Live SIEM
Real-time security event ingestion, correlation, and pivot analysis across 10 connectors.
/siemHow it works
OverviewHow the SIEM Engine Works
GuardFoxCopilot ingests security events from up to 10 data sources simultaneously. All events are normalised into the SIEMEvent schema before storage, which enables cross-source correlation and pivot analysis.
Ingestion flow:
- Source sends data to
POST /api/siem/ingest(webhook) or GuardFoxCopilot polls the source API - Events are parsed and normalised — fields mapped to:
user,host,srcIp,message,eventId,timestamp,category - Events are stored in PostgreSQL via Prisma
- If an event matches a SOAR trigger rule, the playbook engine fires
- AI root-cause analysis runs on correlated event clusters
Supported connectors:
- Syslog (UDP/514)
- Wazuh (webhook)
- CrowdStrike Falcon (API stream)
- AWS CloudTrail + GuardDuty
- Okta Identity Events
- Microsoft 365 / Azure AD
- Palo Alto Panorama
- Generic webhook (JSON)
- EDR agent events (internal)
Connecting a source
SetupConnecting a Data Source
Step 1 — Go to Administration → Data Sources
Each connector has a unique webhook URL and optional API key.

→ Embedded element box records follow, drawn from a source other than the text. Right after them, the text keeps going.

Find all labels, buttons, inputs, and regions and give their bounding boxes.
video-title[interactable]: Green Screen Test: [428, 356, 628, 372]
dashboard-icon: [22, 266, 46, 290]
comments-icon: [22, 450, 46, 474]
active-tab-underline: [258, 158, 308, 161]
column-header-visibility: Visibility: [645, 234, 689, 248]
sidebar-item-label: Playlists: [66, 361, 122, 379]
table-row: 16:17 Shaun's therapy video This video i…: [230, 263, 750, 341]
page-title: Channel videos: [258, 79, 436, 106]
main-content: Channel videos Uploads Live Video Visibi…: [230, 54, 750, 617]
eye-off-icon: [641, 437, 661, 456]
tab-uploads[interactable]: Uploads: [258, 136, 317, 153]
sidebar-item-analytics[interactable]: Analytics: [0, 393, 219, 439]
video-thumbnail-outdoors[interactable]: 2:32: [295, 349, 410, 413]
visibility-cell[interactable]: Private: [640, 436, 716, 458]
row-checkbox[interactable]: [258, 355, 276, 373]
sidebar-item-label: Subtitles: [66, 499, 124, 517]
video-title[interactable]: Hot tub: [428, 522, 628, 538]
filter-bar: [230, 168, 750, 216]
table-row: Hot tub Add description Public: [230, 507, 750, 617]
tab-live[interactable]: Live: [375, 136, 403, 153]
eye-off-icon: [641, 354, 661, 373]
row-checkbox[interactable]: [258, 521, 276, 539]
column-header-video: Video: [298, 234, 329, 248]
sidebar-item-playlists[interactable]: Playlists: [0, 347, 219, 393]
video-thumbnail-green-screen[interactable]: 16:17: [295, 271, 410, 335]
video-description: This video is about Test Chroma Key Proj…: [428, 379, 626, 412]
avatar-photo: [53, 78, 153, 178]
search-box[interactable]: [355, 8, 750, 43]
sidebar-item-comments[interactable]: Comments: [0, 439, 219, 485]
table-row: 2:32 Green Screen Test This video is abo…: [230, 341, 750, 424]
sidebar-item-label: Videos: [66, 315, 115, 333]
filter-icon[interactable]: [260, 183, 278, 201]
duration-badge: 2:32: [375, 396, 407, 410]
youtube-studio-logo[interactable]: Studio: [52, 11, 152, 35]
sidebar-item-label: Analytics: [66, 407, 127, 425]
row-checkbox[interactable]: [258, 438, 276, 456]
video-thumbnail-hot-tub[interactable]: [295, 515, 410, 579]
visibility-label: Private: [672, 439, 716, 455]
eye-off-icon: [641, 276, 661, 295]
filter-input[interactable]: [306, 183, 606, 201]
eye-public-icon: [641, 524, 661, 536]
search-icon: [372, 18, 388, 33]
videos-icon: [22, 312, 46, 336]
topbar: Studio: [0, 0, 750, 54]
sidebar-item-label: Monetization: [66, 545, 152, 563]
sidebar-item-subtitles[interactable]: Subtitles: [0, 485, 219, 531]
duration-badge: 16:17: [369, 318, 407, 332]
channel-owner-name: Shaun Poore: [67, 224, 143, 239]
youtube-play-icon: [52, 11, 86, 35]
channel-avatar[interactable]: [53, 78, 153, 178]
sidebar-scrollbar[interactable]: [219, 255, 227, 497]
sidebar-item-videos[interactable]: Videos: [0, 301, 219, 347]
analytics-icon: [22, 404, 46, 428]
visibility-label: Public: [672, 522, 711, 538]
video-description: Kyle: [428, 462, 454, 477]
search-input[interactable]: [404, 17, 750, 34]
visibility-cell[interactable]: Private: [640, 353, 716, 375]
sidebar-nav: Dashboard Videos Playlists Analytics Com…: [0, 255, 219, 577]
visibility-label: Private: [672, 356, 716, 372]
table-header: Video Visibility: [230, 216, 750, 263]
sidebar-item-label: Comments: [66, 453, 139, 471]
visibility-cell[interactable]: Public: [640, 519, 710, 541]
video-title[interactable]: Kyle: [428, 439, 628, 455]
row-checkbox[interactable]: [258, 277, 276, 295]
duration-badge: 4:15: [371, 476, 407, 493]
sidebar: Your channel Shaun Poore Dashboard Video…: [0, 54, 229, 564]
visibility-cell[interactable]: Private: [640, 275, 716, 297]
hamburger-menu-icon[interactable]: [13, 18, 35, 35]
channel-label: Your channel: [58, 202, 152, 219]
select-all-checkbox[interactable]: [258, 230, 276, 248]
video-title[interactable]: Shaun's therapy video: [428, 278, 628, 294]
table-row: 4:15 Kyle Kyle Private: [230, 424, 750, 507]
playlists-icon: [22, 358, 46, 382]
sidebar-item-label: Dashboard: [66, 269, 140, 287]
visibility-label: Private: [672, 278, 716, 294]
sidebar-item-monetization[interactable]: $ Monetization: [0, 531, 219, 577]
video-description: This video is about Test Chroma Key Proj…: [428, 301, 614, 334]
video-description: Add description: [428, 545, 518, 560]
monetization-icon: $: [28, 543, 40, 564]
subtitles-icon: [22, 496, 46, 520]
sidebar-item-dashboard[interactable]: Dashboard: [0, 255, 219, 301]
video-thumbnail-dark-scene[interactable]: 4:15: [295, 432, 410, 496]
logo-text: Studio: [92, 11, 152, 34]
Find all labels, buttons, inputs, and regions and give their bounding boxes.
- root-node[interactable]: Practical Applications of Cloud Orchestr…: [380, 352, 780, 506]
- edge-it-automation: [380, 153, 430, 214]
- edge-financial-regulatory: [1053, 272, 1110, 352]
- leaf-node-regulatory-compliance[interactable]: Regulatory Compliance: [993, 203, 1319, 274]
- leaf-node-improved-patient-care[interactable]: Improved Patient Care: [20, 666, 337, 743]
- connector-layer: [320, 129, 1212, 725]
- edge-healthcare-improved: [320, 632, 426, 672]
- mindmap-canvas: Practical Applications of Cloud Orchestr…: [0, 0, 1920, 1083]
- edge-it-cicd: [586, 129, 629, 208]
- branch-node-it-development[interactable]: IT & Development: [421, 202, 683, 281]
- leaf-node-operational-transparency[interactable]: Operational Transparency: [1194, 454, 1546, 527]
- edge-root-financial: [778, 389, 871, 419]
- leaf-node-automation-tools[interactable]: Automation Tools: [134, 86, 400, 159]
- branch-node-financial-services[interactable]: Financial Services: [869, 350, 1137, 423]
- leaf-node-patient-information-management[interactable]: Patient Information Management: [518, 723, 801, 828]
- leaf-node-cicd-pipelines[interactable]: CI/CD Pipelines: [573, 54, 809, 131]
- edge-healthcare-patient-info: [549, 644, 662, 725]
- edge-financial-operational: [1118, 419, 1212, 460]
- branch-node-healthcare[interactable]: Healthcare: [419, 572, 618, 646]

Step 2 — Configure your source
Syslog (UDP)
Host: portal.guardfoxsecurity.com
Port: 5140
Protocol: UDP
Format: RFC 5424 or RFC 3164Wazuh
In /var/ossec/etc/ossec.conf, add an integration block:
<integration>
<name>custom-webhook</name>
<hook_url>https://portal.guardfoxsecurity.com/api/siem/ingest</hook_url>
<alert_format>json</alert_format>
</integration>CrowdStrike
In the Falcon console: Settings → Integrations → SIEM Connector
- Protocol: HTTPS
- URL:
https://portal.guardfoxsecurity.com/api/siem/ingest - Format: JSON
Generic webhook
POST JSON to /api/siem/ingest with header X-GuardFoxKey: YOUR_INGEST_KEY.
Using the SIEM view
How to useUsing the Live SIEM
Event stream
The main view shows a real-time event stream with auto-refresh every 10 seconds. Events are colour-coded by severity.
Root-cause pivot
Click any IP, hostname, or username to pivot — the SIEM immediately filters to all events involving that entity across all sources and time.
AI root-cause summary
Click the AI Analyse button on any event cluster to generate a natural-language narrative explaining the sequence of events, likely attack technique, and recommended actions.
Filters
- Source — filter to one connector
- Category — Authentication, Network, Endpoint, Policy
- Time range — last 1h / 6h / 24h / 7d / custom
- Severity — Critical, High, Medium, Low, Info
Export
Click Export CSV to download the current filtered view. Useful for offline analysis or sharing with stakeholders.